Like in Pushkin’s “The Shot,” the conscience of one of the participants is a key element in the effectiveness of the duel. In Pushkin, Silvio determines to postpone his fight when he sees his opponent can casually eat cherries, unafraid of the outcome. He waits until his enemy is married to a young and beautiful wife, because now he will be sad and afraid to die. Laevsky too comes to his duel a changed man after witnessing what his own actions have done to his mistress. His seconds try to cancel the duel on this account, to no avail.
With the outcome of the duel, Chekhov gives Laevsky and Nadezhda Fyodorovna what very few literary characters get: a hard-won and satisfying redemption. Two characters who, despite a certain level of sympathy extended throughout in the style of narration, still were clearly flawed and even vile, wash away every stain, and do so in a believable and compelling way. The night Laevsky passes praying to the thunderstorm followed by his early morning rebirth (and blood sacrifice) are genuinely transformative. I have great respect for a writer who can do this so well.

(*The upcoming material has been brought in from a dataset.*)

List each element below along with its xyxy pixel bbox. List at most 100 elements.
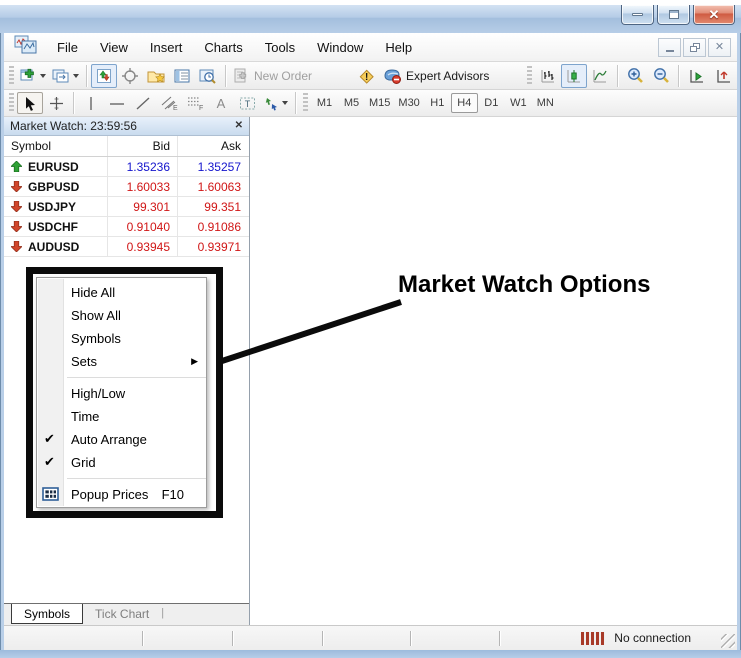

In The Exclamation Mark, Hesperus Press has collected stories written during a short period in Anton Chekhov’s life, from 1885 to 1886. Lynne Truss’s foreword notes how helpful this approach can be when dealing with a prolific short story writer, and I definitely agree. I am down with semi-random “collected works” when I don’t particularly care, but for a writer like Chekhov I would rather come at it like this, to start.*
And The Exclamation Mark has been one of the best short-story-collection-reading experiences I can remember. “I loved every second of it.” Shut up, I really did. From “The Exclamation Mark” on, I was putty in Chekhov’s hands. Haunted by an exclamation mark! There is definitely something Gogolian there. Not all the stories are so clearly Gogolian, but the darkness mixed with the humor gives them such an affinity.** Nabokov called Chekhov’s books “sad books for humorous people; that is, only a reader with a sense of humor can really appreciate their sadness.” The sadness, for example, of Collegiate Secretary Efim Fomich Perekladin on realizing he’s never needed to express feelings in official papers but can finally use his exclamation points on a Christmas card for his boss. Or the sadness of Andrey Andreyich, the faithful man in “The Requiem” who can’t stop calling his dead daughter a whore because he thinks it makes his request for prayers sound more holy.
The saddest here is perhaps “Grief,” another story about a man who has lost his child:
If you were to open up Iona’s chest and pour all the grief out of it, you would probably flood the entire planet, yet it is not visible. It has managed to squeeze into such a minute receptacle that you would not be able to see it in brightest daylight.
Or is the saddest the fact that in the revised version of “A Little Joke,” instead of the happy couple getting together, they part forever? I didn’t like that change one bit, because I’ve been relying on Chekhov’s special way of ending things. So many of these have a quick wrap-up, not one that changes everything but one that really ends the stories, caps them off just right. It’s hard to give examples, considering each ending is matched so well to its sketch, and that’s the whole point. What can the following mean without having just read of Grisha’s day out with his nanny:
And Grisha, bursting with the impressions of the new life he has only just experienced for the first time, receives from his Mama a spoonful of castor oil.
Not much, I don’t think, but it’s perfect where it is. There’s no lingering or trailing off, not to say these are “snappy” either. Just very good very short stories. My favorite kind.
*Is this my start with Chekhov? Yes, although I did read Uncle Vanya in high school. My only real memory of it, however, is one of my classmates exclaiming when she finally realized that Vanya was a man. No, the “uncle” part was not a tipoff.
**Another affinity is food. There is some good food writing here, including some of the best I have ever read in the form of “Bliny.”